Prior to the Lost premiere, I hadn't been so fired up for a tv or movie event since... The Phantom Menace. And we all know how that turned out.

Well, it's here. You've watched it. (If you haven't, stop reading. Spoilers aplenty.) And whatever you think of the premiere, I'm sure we can all agree on this: there was no Jar-Jar Binks.

So in the spirit of All Lost, All the Time, let's look at some relationship-takeaways.

Are these a stretch? You bet. Then again, for a show that embraced time travel, immortality, Hobbits dating models, an entire episode devoted to the enthralling back-story of a tattoo that is never referenced again, ghosts, pirate ships, visions of the future, smoke monsters, drug-running priests, razor-less women who somehow never have unseemly body hair, and disappearing log-cabins, well, what really counts as a stretch, anyways?

5 Things the Lost Premiere Taught Us About Relationships:

1. Those "I Love You" moments need to be earned.

In tv as in life, it's not enough to just say "I love you" and make a teary-ass scene. You need to build it. You need to earn it. Take two different couples: Desmond/Penny and Sawyer/Juliet. With the former, the writers carefully, respectfully worked on their relationship for 3+ seasons. When they finally reunited, we felt it, we bought it.

Sawyer and Juliet? The crux of their courtship happened off-screen. One episode they were traipsing through the jungle, the next episode we're told--without seeing it develop--that they've been cheerfully living together in Dharmaworld for three years. Plausible? Sure. Something we feel in our guts? Not so much.

Back to real life. We can't use the "big scene" as a crutch, a cheat. Yes, the big scenes (think: weddings, anniversaries, Valentine's Day) are critical in any relationship--you can't shirk 'em--but they need to be buttressed by years of smaller scenes, little moments, the day-to-day stuff that makes your partner feel you care. 

2. Love at first sight... usually doesn't happen.

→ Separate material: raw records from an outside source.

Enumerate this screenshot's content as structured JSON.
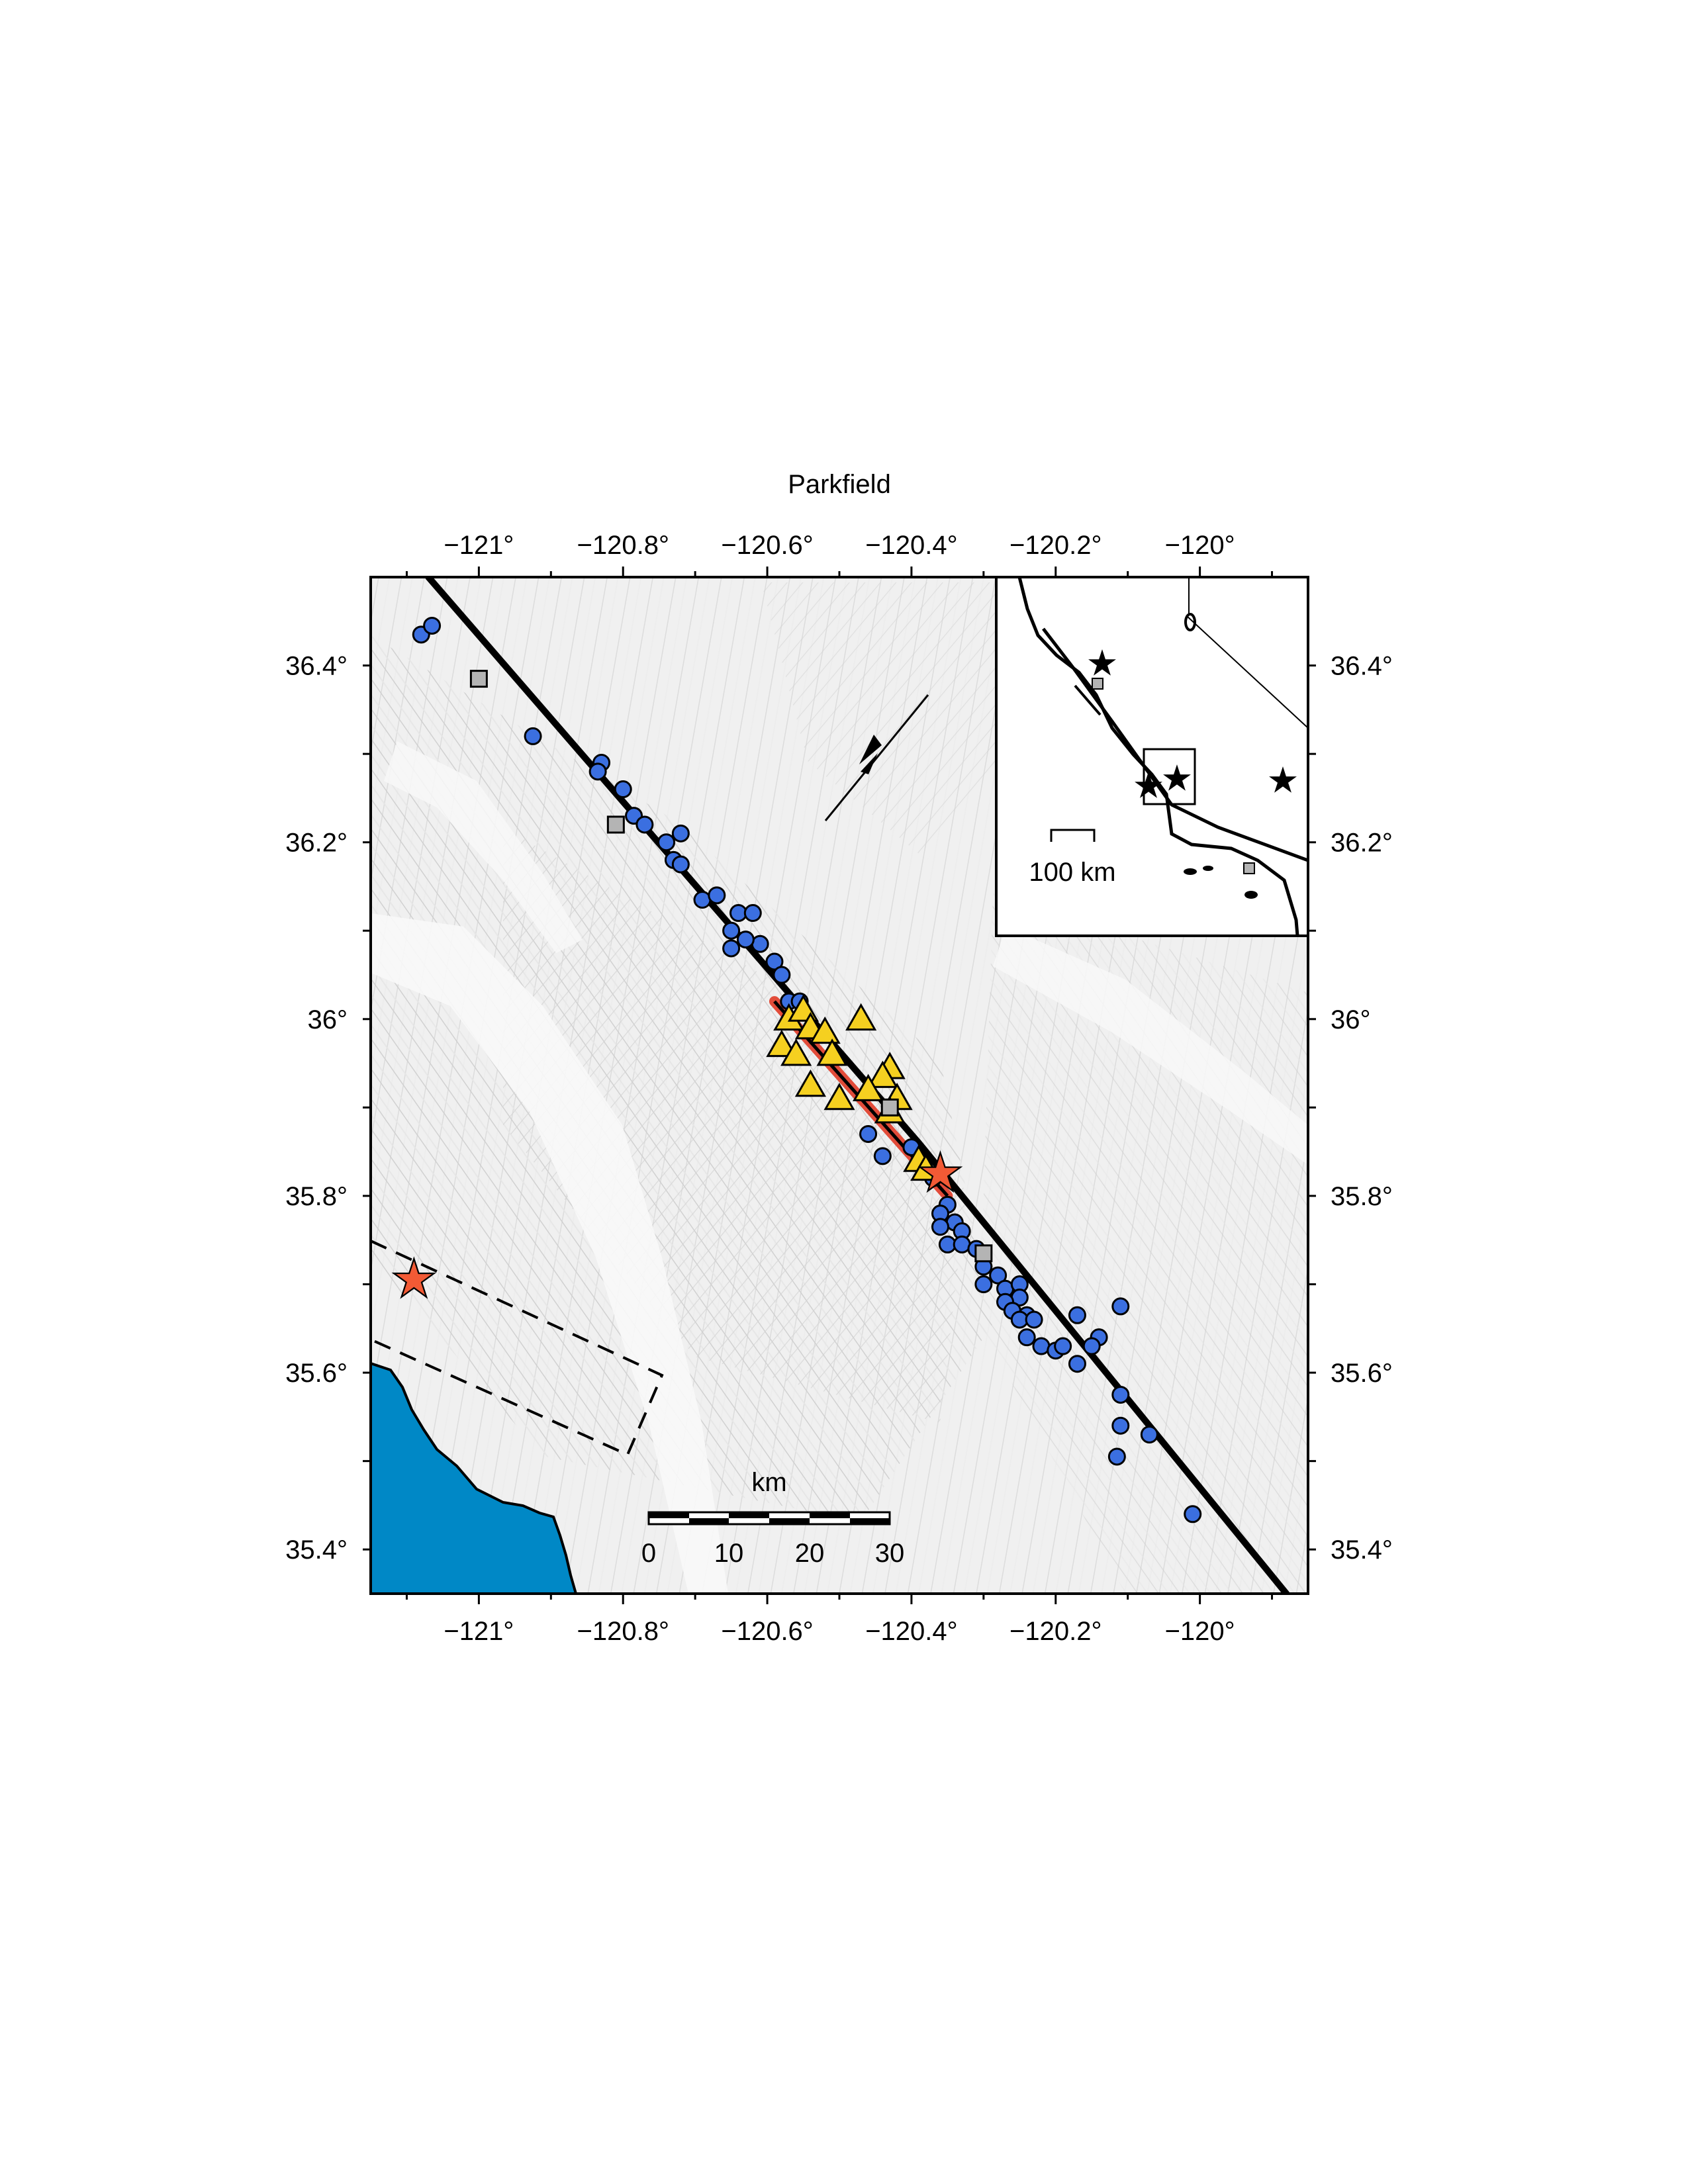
{
  "title": "Parkfield",
  "axes": {
    "x_ticks": [
      {
        "lon": -121.0,
        "label": "−121°"
      },
      {
        "lon": -120.8,
        "label": "−120.8°"
      },
      {
        "lon": -120.6,
        "label": "−120.6°"
      },
      {
        "lon": -120.4,
        "label": "−120.4°"
      },
      {
        "lon": -120.2,
        "label": "−120.2°"
      },
      {
        "lon": -120.0,
        "label": "−120°"
      }
    ],
    "y_ticks": [
      {
        "lat": 36.4,
        "label": "36.4°"
      },
      {
        "lat": 36.2,
        "label": "36.2°"
      },
      {
        "lat": 36.0,
        "label": "36°"
      },
      {
        "lat": 35.8,
        "label": "35.8°"
      },
      {
        "lat": 35.6,
        "label": "35.6°"
      },
      {
        "lat": 35.4,
        "label": "35.4°"
      }
    ],
    "lon_range": [
      -121.15,
      -119.85
    ],
    "lat_range": [
      35.35,
      36.5
    ]
  },
  "scale_bar": {
    "unit": "km",
    "ticks": [
      "0",
      "10",
      "20",
      "30"
    ]
  },
  "inset": {
    "scale_label": "100 km"
  },
  "colors": {
    "circle": "#3b6fe0",
    "triangle": "#f5d020",
    "star": "#f25a35",
    "square": "#b4b4b4",
    "ocean": "#0088c6",
    "rupture": "#e03a26",
    "fault": "#000000"
  },
  "map_features": {
    "fault_trace": [
      [
        -121.07,
        36.5
      ],
      [
        -120.39,
        35.86
      ],
      [
        -119.88,
        35.35
      ]
    ],
    "rupture_segment": [
      [
        -120.59,
        36.02
      ],
      [
        -120.35,
        35.8
      ]
    ],
    "stars": [
      [
        -121.09,
        35.705
      ],
      [
        -120.36,
        35.825
      ]
    ],
    "squares": [
      [
        -121.0,
        36.385
      ],
      [
        -120.81,
        36.22
      ],
      [
        -120.43,
        35.9
      ],
      [
        -120.3,
        35.735
      ]
    ],
    "triangles": [
      [
        -120.57,
        36.0
      ],
      [
        -120.55,
        36.01
      ],
      [
        -120.47,
        36.0
      ],
      [
        -120.54,
        35.99
      ],
      [
        -120.52,
        35.985
      ],
      [
        -120.58,
        35.97
      ],
      [
        -120.56,
        35.96
      ],
      [
        -120.51,
        35.96
      ],
      [
        -120.43,
        35.945
      ],
      [
        -120.44,
        35.935
      ],
      [
        -120.54,
        35.925
      ],
      [
        -120.46,
        35.92
      ],
      [
        -120.42,
        35.91
      ],
      [
        -120.5,
        35.91
      ],
      [
        -120.43,
        35.895
      ],
      [
        -120.39,
        35.84
      ],
      [
        -120.38,
        35.83
      ]
    ],
    "circles": [
      [
        -121.08,
        36.435
      ],
      [
        -121.065,
        36.445
      ],
      [
        -120.925,
        36.32
      ],
      [
        -120.83,
        36.29
      ],
      [
        -120.835,
        36.28
      ],
      [
        -120.8,
        36.26
      ],
      [
        -120.785,
        36.23
      ],
      [
        -120.77,
        36.22
      ],
      [
        -120.72,
        36.21
      ],
      [
        -120.74,
        36.2
      ],
      [
        -120.73,
        36.18
      ],
      [
        -120.72,
        36.175
      ],
      [
        -120.69,
        36.135
      ],
      [
        -120.67,
        36.14
      ],
      [
        -120.64,
        36.12
      ],
      [
        -120.62,
        36.12
      ],
      [
        -120.65,
        36.1
      ],
      [
        -120.61,
        36.085
      ],
      [
        -120.63,
        36.09
      ],
      [
        -120.65,
        36.08
      ],
      [
        -120.59,
        36.065
      ],
      [
        -120.58,
        36.05
      ],
      [
        -120.57,
        36.02
      ],
      [
        -120.555,
        36.02
      ],
      [
        -120.46,
        35.87
      ],
      [
        -120.4,
        35.855
      ],
      [
        -120.37,
        35.82
      ],
      [
        -120.35,
        35.79
      ],
      [
        -120.36,
        35.78
      ],
      [
        -120.34,
        35.77
      ],
      [
        -120.33,
        35.76
      ],
      [
        -120.36,
        35.765
      ],
      [
        -120.35,
        35.745
      ],
      [
        -120.33,
        35.745
      ],
      [
        -120.31,
        35.74
      ],
      [
        -120.3,
        35.72
      ],
      [
        -120.28,
        35.71
      ],
      [
        -120.3,
        35.7
      ],
      [
        -120.27,
        35.695
      ],
      [
        -120.25,
        35.7
      ],
      [
        -120.25,
        35.685
      ],
      [
        -120.27,
        35.68
      ],
      [
        -120.26,
        35.67
      ],
      [
        -120.24,
        35.665
      ],
      [
        -120.25,
        35.66
      ],
      [
        -120.23,
        35.66
      ],
      [
        -120.24,
        35.64
      ],
      [
        -120.22,
        35.63
      ],
      [
        -120.2,
        35.625
      ],
      [
        -120.19,
        35.63
      ],
      [
        -120.17,
        35.61
      ],
      [
        -120.17,
        35.665
      ],
      [
        -120.11,
        35.675
      ],
      [
        -120.14,
        35.64
      ],
      [
        -120.15,
        35.63
      ],
      [
        -120.11,
        35.575
      ],
      [
        -120.11,
        35.54
      ],
      [
        -120.07,
        35.53
      ],
      [
        -120.115,
        35.505
      ],
      [
        -120.01,
        35.44
      ],
      [
        -120.44,
        35.845
      ]
    ]
  }
}
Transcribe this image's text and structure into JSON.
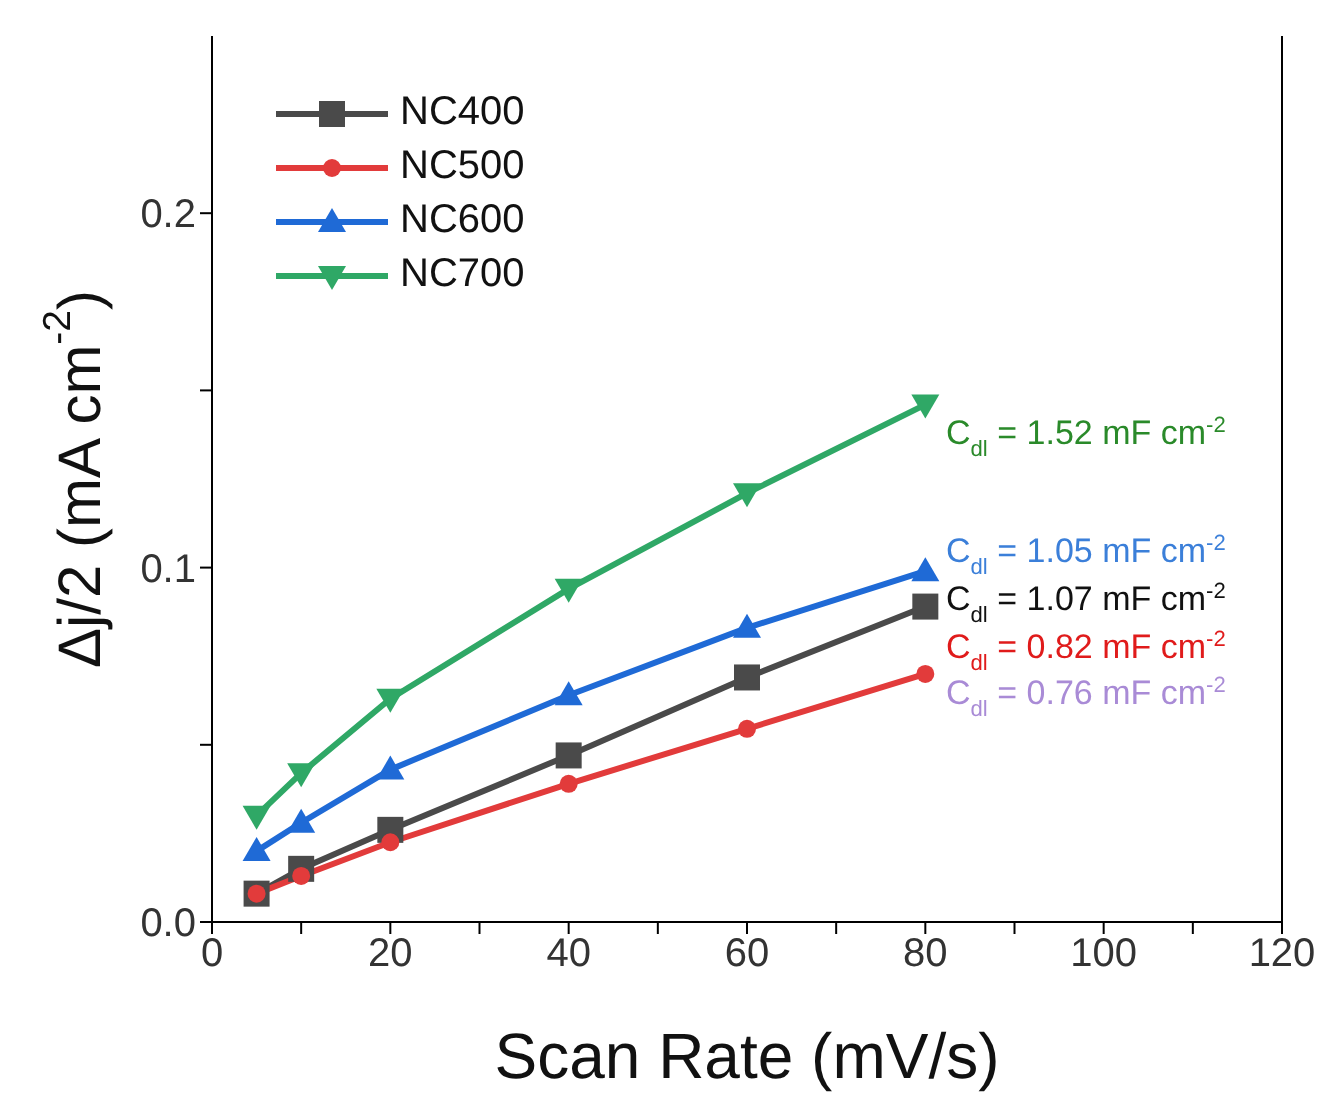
{
  "chart_data": {
    "type": "line",
    "xlabel": "Scan Rate (mV/s)",
    "ylabel": "Δj/2 (mA cm$^{-2}$)",
    "x": [
      5,
      10,
      20,
      40,
      60,
      80
    ],
    "series": [
      {
        "name": "NC400",
        "color": "#4a4a4a",
        "marker": "square",
        "values": [
          0.008,
          0.015,
          0.026,
          0.047,
          0.069,
          0.089
        ]
      },
      {
        "name": "NC500",
        "color": "#e23b3b",
        "marker": "circle",
        "values": [
          0.008,
          0.013,
          0.0225,
          0.039,
          0.0545,
          0.07
        ]
      },
      {
        "name": "NC600",
        "color": "#1f6ad6",
        "marker": "triangle",
        "values": [
          0.02,
          0.028,
          0.043,
          0.064,
          0.083,
          0.099
        ]
      },
      {
        "name": "NC700",
        "color": "#2fa866",
        "marker": "triangle-down",
        "values": [
          0.03,
          0.042,
          0.063,
          0.094,
          0.121,
          0.146
        ]
      }
    ],
    "annotations": [
      "C$_{dl}$ = 1.52 mF cm$^{-2}$",
      "C$_{dl}$ = 1.05 mF cm$^{-2}$",
      "C$_{dl}$ = 1.07 mF cm$^{-2}$",
      "C$_{dl}$ = 0.82 mF cm$^{-2}$",
      "C$_{dl}$ = 0.76 mF cm$^{-2}$"
    ],
    "xlim": [
      0,
      120
    ],
    "xticks": [
      0,
      {
        "value": 10,
        "label": null
      },
      20,
      {
        "value": 30,
        "label": null
      },
      40,
      {
        "value": 50,
        "label": null
      },
      60,
      {
        "value": 70,
        "label": null
      },
      80,
      {
        "value": 90,
        "label": null
      },
      100,
      {
        "value": 110,
        "label": null
      },
      120
    ],
    "ylim": [
      0,
      0.25
    ],
    "yticks": [
      {
        "value": 0,
        "label": "0.0"
      },
      {
        "value": 0.05,
        "label": null
      },
      0.1,
      {
        "value": 0.15,
        "label": null
      },
      0.2
    ],
    "legend": "top left",
    "grid": false,
    "line_style": "solid"
  }
}
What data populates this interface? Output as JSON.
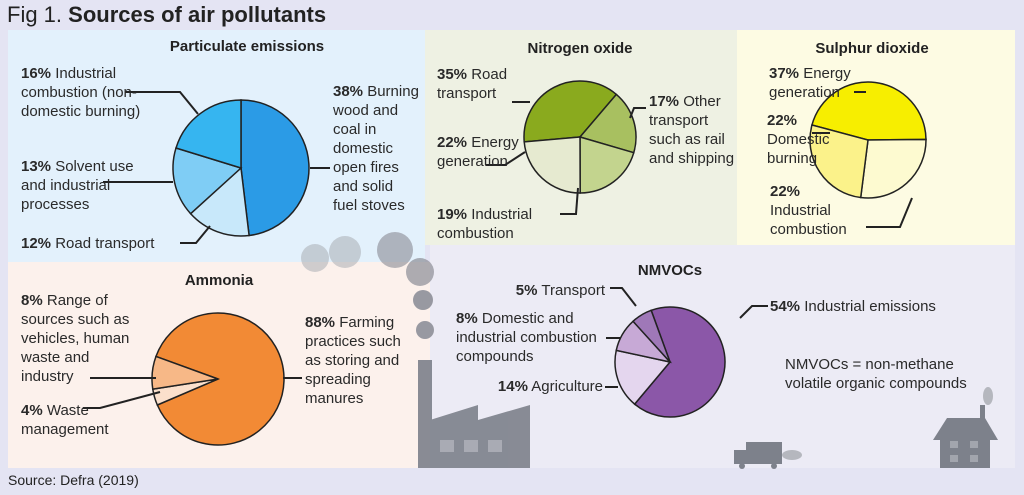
{
  "figure_title_prefix": "Fig 1.",
  "figure_title": "Sources of air pollutants",
  "source": "Source: Defra (2019)",
  "chart_data": [
    {
      "type": "pie",
      "title": "Particulate emissions",
      "slices": [
        {
          "pct": "38%",
          "label": "Burning wood and coal in domestic open fires and solid fuel stoves",
          "value": 38,
          "color": "#2b9be6"
        },
        {
          "pct": "12%",
          "label": "Road transport",
          "value": 12,
          "color": "#c8e8fa"
        },
        {
          "pct": "13%",
          "label": "Solvent use and industrial processes",
          "value": 13,
          "color": "#7fcdf5"
        },
        {
          "pct": "16%",
          "label": "Industrial combustion (non-domestic burning)",
          "value": 16,
          "color": "#36b5f0"
        }
      ]
    },
    {
      "type": "pie",
      "title": "Nitrogen oxide",
      "slices": [
        {
          "pct": "35%",
          "label": "Road transport",
          "value": 35,
          "color": "#8aaa1e"
        },
        {
          "pct": "17%",
          "label": "Other transport such as rail and shipping",
          "value": 17,
          "color": "#a8c060"
        },
        {
          "pct": "19%",
          "label": "Industrial combustion",
          "value": 19,
          "color": "#c3d48e"
        },
        {
          "pct": "22%",
          "label": "Energy generation",
          "value": 22,
          "color": "#e6ead0"
        }
      ]
    },
    {
      "type": "pie",
      "title": "Sulphur dioxide",
      "slices": [
        {
          "pct": "37%",
          "label": "Energy generation",
          "value": 37,
          "color": "#f7ee00"
        },
        {
          "pct": "22%",
          "label": "Industrial combustion",
          "value": 22,
          "color": "#fdfad0"
        },
        {
          "pct": "22%",
          "label": "Domestic burning",
          "value": 22,
          "color": "#fbf28a"
        }
      ]
    },
    {
      "type": "pie",
      "title": "Ammonia",
      "slices": [
        {
          "pct": "88%",
          "label": "Farming practices such as storing and spreading manures",
          "value": 88,
          "color": "#f28a35"
        },
        {
          "pct": "4%",
          "label": "Waste management",
          "value": 4,
          "color": "#fbe0cc"
        },
        {
          "pct": "8%",
          "label": "Range of sources such as vehicles, human waste and industry",
          "value": 8,
          "color": "#f7b887"
        }
      ]
    },
    {
      "type": "pie",
      "title": "NMVOCs",
      "slices": [
        {
          "pct": "54%",
          "label": "Industrial emissions",
          "value": 54,
          "color": "#8b57a8"
        },
        {
          "pct": "14%",
          "label": "Agriculture",
          "value": 14,
          "color": "#e4d6ee"
        },
        {
          "pct": "8%",
          "label": "Domestic and industrial combustion compounds",
          "value": 8,
          "color": "#c7a9d6"
        },
        {
          "pct": "5%",
          "label": "Transport",
          "value": 5,
          "color": "#9f78b8"
        }
      ],
      "note": "NMVOCs = non-methane volatile organic compounds"
    }
  ]
}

We're getting way ahead of ourselves. At last count there were 16,000 theories on the series' end game. But. One quick observation. On the plane and at LAX, Kate meets Sawyer, Jack sees Kate, but here's what we didn't see. We didn't get swelling music suggesting that, instantaneously, these characters now feel The Greatest Love of All. This feels honest. This feels like real life. Falling for someone is usually a bit-by-bit, gradual process that doesn't happen with one flickering glance. Relationships take work and they take time.  

3. Smothering smothers.

Who else was taken waaaay back by the old-school dynamic of Sun and Jin? With all the sci-fi machinations, sometimes we lose sight of those most basic of lessons--being a dick is a good way to lose a wife. Any controlling husbands should be strapped to a chair and forced to watch scenes of Jim going all "Button the collar of your blouse."

4. Avoid the Awkward "Second Goodbye."

Not to pick on Sawyer and Juliet too much... but this just didn't work. Their tearful goodbye at the end of Season 5 was one thing--"DON'T YOU LET GO OF ME BLONDIE!!!"--but then, just a few minutes (okay, and 30 years) later, they do the same thing all over again. Doesn't work. This is sort of like when you have an epic break-up scene with your girlfriend, you both cry, you kiss, you cry some more, you exhaust every possible emotion, you finally say goodbye... and then you both leave the apartment together and awkwardly take the same subway for 60 minutes.

5. Leave your sister's love life to your sister.

What's up, Boone? Been a while. In fact, it's been so long since we've seen Boone, that I forgot: 1) How man-pretty he is--as a straight dude, it's not often I notice a guy's eyelashes; and 2) The whole subplot about him traveling to Australia to wrench Shannon from a messy relationship. Or something. In any case, the lesson is clear and applies to everyone: let your siblings make their own decisions in love, or you will get crushed by a propeller-plane full of heroin while helping a bald man who used to be in a wheelchair.

Only 109 days to the finale. Not that I'm counting.